I see London, I see France ...


Recently, I was in my yard, chatting over the fence with my neighbour. She was hanging her clothes on her line, and I was trying not to stare at her bloomers. Then, she casually said to me, "So, do you ever plan to use your clothesline?" (Yes, there was slight judgement in her tone. Slight. But present.)

"Um, what? I have a clothesline?"

She pointed up. Way up. At this thing in my yard that runs across our property line, nearly at roof level.
I'd always wondered what it was, but the people who lived in our house before us were a little eccentric, so there was a chance it could have been anything. Like, maybe a tightrope. (I'd chosen to ignore it, and had planned to deal with it when Joseph got older, invested in a unicycle and told me he was joining the circus and needed to practice.)
"That's a clothesline?" I said. My neighbour explained that the previous owners used it all the time. And not as a tightrope. Alas.
(Okay, time to be honest here. I didn't really think it was a tightrope. I always kind of suspected it was a clothesline, but a) had no idea how to use it aside from climbing the roof and risking life and limb to dry my clothes in the sun and b) it was so high up that the idea of hoisting my gitch and brassieres for the entire neighbourhood to see kind of freaked me out. Instead, I chose to plaster my basement with clothes in one of my many misguided and guilt-driven attempts to reduce my carbon footprint, and then, finally, when I realized they were never going to dry without starting to smell like feet first, I'd put the clothes in the dryer and turn off all the lights as penance. I know. It's a glamorous life I lead. Being a soon-to-be-published author is not all champs and party dresses.)

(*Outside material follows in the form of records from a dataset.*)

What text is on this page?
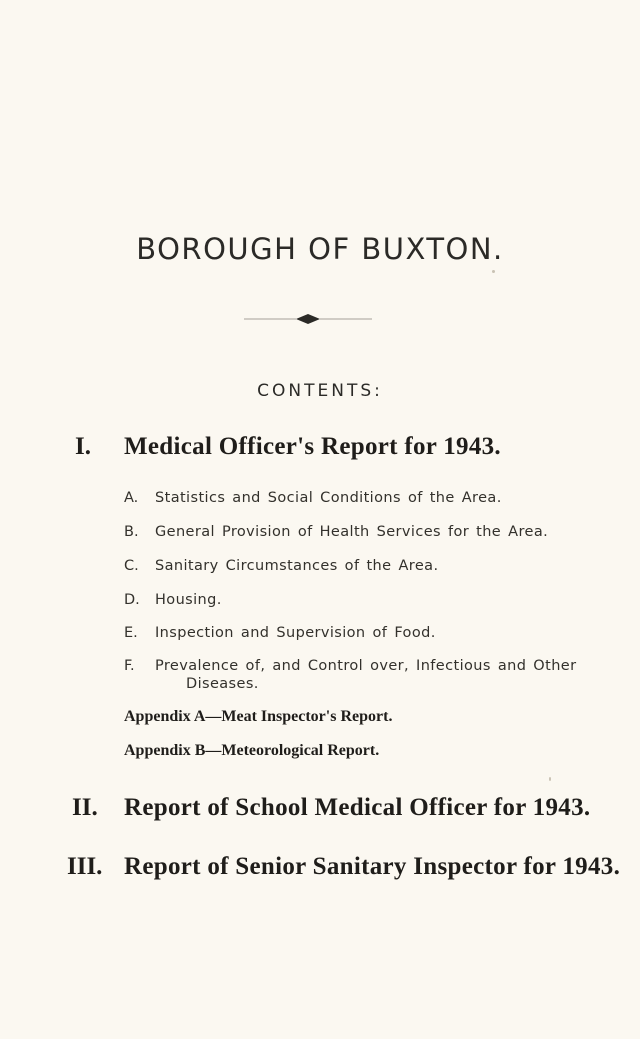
BOROUGH OF BUXTON.
CONTENTS:
I. Medical Officer's Report for 1943.
A. Statistics and Social Conditions of the Area.
B. General Provision of Health Services for the Area.
C. Sanitary Circumstances of the Area.
D. Housing.
E. Inspection and Supervision of Food.
F. Prevalence of, and Control over, Infectious and Other
Diseases.
Appendix A—Meat Inspector's Report.
Appendix B—Meteorological Report.
II. Report of School Medical Officer for 1943.
III. Report of Senior Sanitary Inspector for 1943.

"I just have no idea how I would ever use it," I said to my neighbour. "And I should probably run. I think one of the children has set something on fire." (Not really. Obviously. My children are angels. Or, at least don't have access to matches.)

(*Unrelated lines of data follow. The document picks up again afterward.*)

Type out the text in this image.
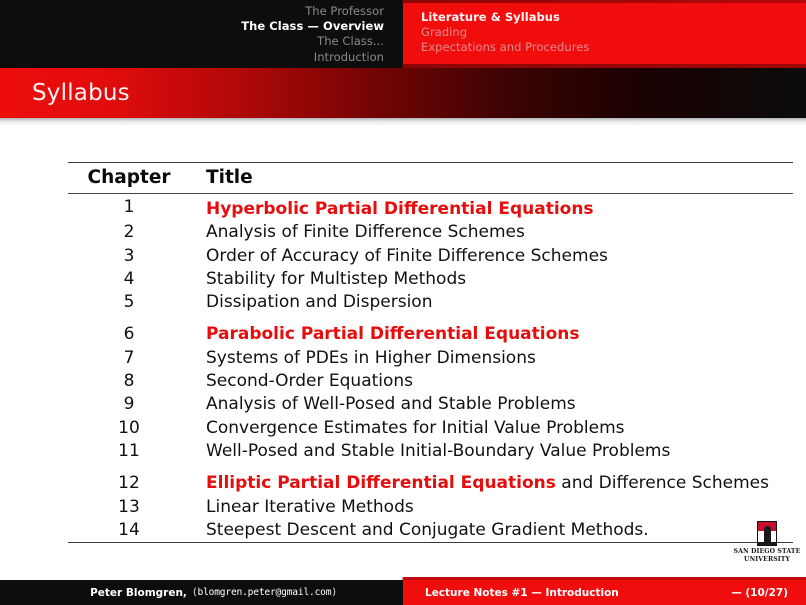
The Professor
The Class — Overview
The Class...
Introduction
Literature & Syllabus
Grading
Expectations and Procedures
Syllabus

Chapter	Title

1	Hyperbolic Partial Differential Equations
2	Analysis of Finite Difference Schemes
3	Order of Accuracy of Finite Difference Schemes
4	Stability for Multistep Methods
5	Dissipation and Dispersion

6	Parabolic Partial Differential Equations
7	Systems of PDEs in Higher Dimensions
8	Second-Order Equations
9	Analysis of Well-Posed and Stable Problems
10	Convergence Estimates for Initial Value Problems
11	Well-Posed and Stable Initial-Boundary Value Problems

12	Elliptic Partial Differential Equations and Difference Schemes
13	Linear Iterative Methods
14	Steepest Descent and Conjugate Gradient Methods.

SAN DIEGO STATE
UNIVERSITY
Peter Blomgren, ⟨blomgren.peter@gmail.com⟩	Lecture Notes #1 — Introduction	— (10/27)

Then my neighbour reached across the fence and pointed to a metal handle thingie against the wall. "You just pull that and it comes down," she said. "Easy peasy."

"Great, thanks," I said.

"I'm so happy to help out," she replied, and went back to hanging her bloomers to dry below eye level.

Now that I know I have a working clothesline in my backyard (it's big enough to fit my entire wardrobe at one time, and that's saying a lot) I cannot, in good conscience, refrain from using it. I tried the metal handle thingie, and it really is easy frigging peasy. So, I'm officially turning off my dryer. Even if the moment I raise my underpants up the pole, I'm going to have a summer camp-related post-panty raid flashback, and envision my undies (white, with Friday emblazoned on them in pink; I was that kind of kid), flapping in the breeze at the top of the flagpole. Shudder.
With all the carbon I'll save, perhaps I'll fly to London. Or France.

xo, M.

1 comment:

  1. We built a new clothes line after Lil T was born. And his little diapers hang out there several times a week - during non-rainy season. But I have never had the guts to hang the underwear out there. All my other stuff goes out there. But the underwear hangs in the bathroom.